Ainda se lê muitas vezes, em prefácios de certas obras, a propósito texto, história, aparente correspondência de factos, a seguinte nota: qualquer semelhança entre a realidade e esta obra é pura coincidência.
Eis o que acontece com o livro «Lírica do desassossego». Para muitos, contudo, nestes e noutros casos, a coincidência, citada de tal forma, não passa de um aviso furtivo, encobrimento de diferentes veracidades. Há quem a entenda, por exemplo, como previdência cautelar, antecipação da desculpa ou alteração decisiva da cor de um novelo que se desenrola sem montagem.
«Lírica do desassossego», assegura o autor, coincide no título e na crise de um vídeo que realizou, há largos anos, com alguém que estava de passagem por Lisboa. E acrescenta, por sua vez, que a coincidência dos títulos das duas obras é sobretudo um modo de registar de igual maneira um romance e um filme, apesar da diferença de conteúdos formais. Haveria problema se o filme estivesse publicado e pertencesse a outro autor.
Rocha de Sousa tem insistido numa espécie de paradoxo a propósito de alguns dos seus trabalhos, procurando tornar clara a ideia, para a mesma peça, da diferença na semelhança.
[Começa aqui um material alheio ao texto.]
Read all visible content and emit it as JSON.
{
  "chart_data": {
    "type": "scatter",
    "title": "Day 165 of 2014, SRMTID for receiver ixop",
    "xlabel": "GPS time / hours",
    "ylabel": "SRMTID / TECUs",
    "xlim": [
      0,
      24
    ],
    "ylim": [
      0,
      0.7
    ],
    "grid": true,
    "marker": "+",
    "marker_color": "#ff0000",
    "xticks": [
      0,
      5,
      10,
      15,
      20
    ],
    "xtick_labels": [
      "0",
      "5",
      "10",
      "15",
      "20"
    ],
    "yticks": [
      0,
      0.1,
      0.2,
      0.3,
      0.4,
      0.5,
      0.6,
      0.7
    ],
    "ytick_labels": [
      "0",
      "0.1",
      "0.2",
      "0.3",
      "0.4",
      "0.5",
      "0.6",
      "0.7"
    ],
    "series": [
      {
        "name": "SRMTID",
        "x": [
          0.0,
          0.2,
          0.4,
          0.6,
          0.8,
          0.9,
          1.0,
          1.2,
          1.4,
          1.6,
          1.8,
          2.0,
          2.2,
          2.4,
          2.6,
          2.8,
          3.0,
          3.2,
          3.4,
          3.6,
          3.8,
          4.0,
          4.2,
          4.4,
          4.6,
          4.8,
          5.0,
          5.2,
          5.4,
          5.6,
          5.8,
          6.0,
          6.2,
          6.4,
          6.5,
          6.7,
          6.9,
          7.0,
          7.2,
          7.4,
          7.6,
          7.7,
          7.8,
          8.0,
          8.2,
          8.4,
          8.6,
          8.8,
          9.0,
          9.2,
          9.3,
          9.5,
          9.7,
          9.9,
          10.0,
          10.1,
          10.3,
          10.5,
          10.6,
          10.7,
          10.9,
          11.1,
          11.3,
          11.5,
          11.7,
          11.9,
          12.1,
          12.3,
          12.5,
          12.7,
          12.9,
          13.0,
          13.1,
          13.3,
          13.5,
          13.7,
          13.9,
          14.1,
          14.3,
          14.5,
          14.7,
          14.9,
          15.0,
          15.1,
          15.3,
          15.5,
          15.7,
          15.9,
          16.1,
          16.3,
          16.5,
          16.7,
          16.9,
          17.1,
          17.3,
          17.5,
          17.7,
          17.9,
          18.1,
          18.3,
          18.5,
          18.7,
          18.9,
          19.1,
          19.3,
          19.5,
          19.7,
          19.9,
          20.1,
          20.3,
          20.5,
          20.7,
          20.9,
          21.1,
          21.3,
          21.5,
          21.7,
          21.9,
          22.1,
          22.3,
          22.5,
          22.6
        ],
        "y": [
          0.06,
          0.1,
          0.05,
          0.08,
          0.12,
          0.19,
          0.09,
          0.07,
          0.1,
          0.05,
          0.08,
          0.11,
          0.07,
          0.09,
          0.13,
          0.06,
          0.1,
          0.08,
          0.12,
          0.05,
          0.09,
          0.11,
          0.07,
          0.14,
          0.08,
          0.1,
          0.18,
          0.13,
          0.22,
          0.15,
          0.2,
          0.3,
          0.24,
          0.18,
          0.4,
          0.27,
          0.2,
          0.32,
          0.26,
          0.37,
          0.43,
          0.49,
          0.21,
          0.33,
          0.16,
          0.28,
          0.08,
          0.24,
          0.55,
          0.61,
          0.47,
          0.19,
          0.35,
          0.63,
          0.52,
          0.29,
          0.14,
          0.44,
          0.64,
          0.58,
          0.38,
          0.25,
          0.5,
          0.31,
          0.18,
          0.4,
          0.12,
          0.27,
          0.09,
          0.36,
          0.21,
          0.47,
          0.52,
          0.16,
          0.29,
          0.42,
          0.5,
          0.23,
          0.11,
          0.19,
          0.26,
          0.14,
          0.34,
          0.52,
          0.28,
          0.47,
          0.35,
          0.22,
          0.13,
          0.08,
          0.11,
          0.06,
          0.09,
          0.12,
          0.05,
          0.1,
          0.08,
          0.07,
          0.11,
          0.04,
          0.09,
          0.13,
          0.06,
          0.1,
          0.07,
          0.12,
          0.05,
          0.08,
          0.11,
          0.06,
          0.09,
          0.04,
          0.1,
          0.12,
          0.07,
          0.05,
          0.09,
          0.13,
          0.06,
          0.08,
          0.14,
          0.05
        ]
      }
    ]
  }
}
De facto, no caso do filme, convivemos com uma situação residual da memória a despertar, na personagem, um comportamento paroxístico cuja fase inicial se enovela, em semelhança, com uma espécie de performance alucinatória em que as imagens resgatadas da memória vêm ganhar semelhança na cena em que a mulher voyeurista acaba por cortar com grande esforço o cabo que a envolve.
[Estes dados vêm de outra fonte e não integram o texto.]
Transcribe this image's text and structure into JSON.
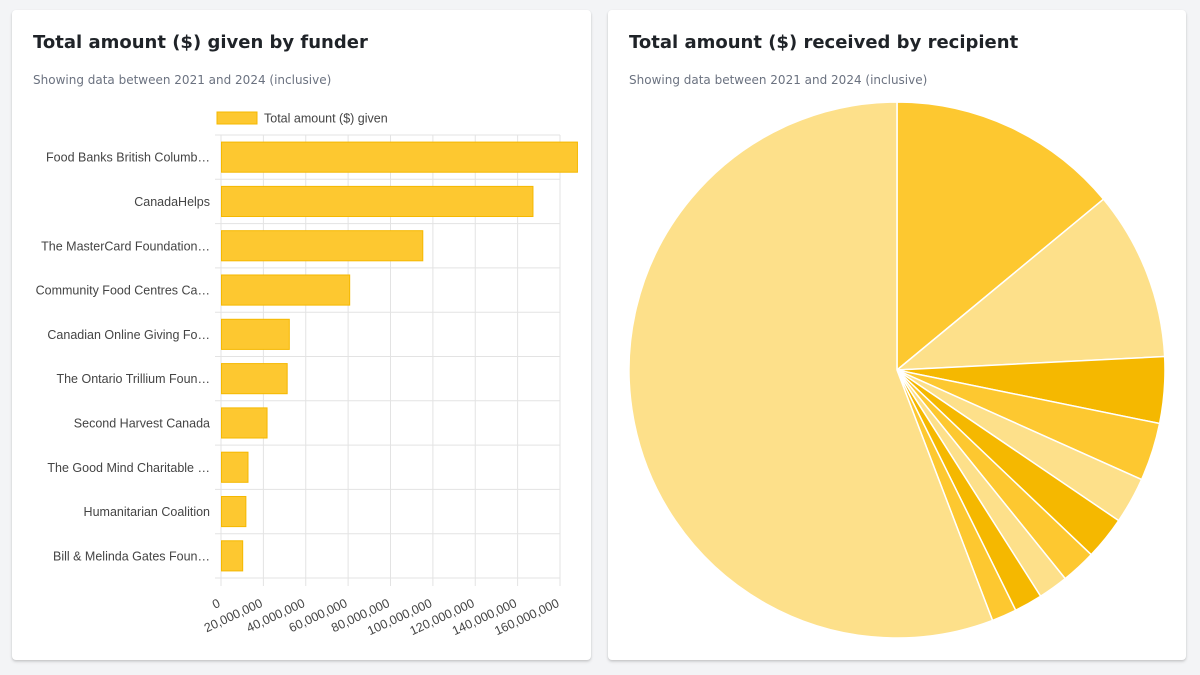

No livro, a personagem é acompanhada desde a adolescência, mostrando-se desenquadrada em muitas situações, pacífica noutras, insinuante ou caprichosa ainda, como se o seu meio não fosse mais do que uma porta de entrada para espaços de devaneio, desce cedo de natureza erótica e sexual, uma ideia transgressiva e inconsequente da pintura. Ela casa cedo e é breve no desempenho. Volta a casar, traindo as normas das festas e delírios. Os folhos quase não existem. O seu cordão umbilical não é transformado em corda mas em auto-sequestros e libertações durante viagens. Após o último casamento, ou união de facto, assistimos ao desmoronamento desta mulher, de África para Portugal, entregue ao zelo contingente de outros homens, presa do álcool e de uma inteligência que descobria o impossível e nada propunha para realizar. A solidão vem desvendar essa mulher na indigência; e, como sempre, invejando e amando os outros, já sem a mini-saia de outrora, afeita a opas lineares nas quais escondia a mutação do corpo e talvez da alma, sempre voltaria a vários vinhos consumíveis. Entidade do mundo contemporâneo, moldada um colonialismo disfarçado, destinada ao luxo e à lassidão, esta figura passando por situações abjectas e entregas surdas, pintando coisas absurdas por e saturadas na cor, vai perder a sua própria história: o que fazer da comida seca, que verdade ainda lhe poderá caber por semelhança a todos os difusos vínculos genealógicos?
Os poços de fealdade nesta vida, confrontada com as seduções actuais, é uma beleza lírica apesar de todo o desassossego.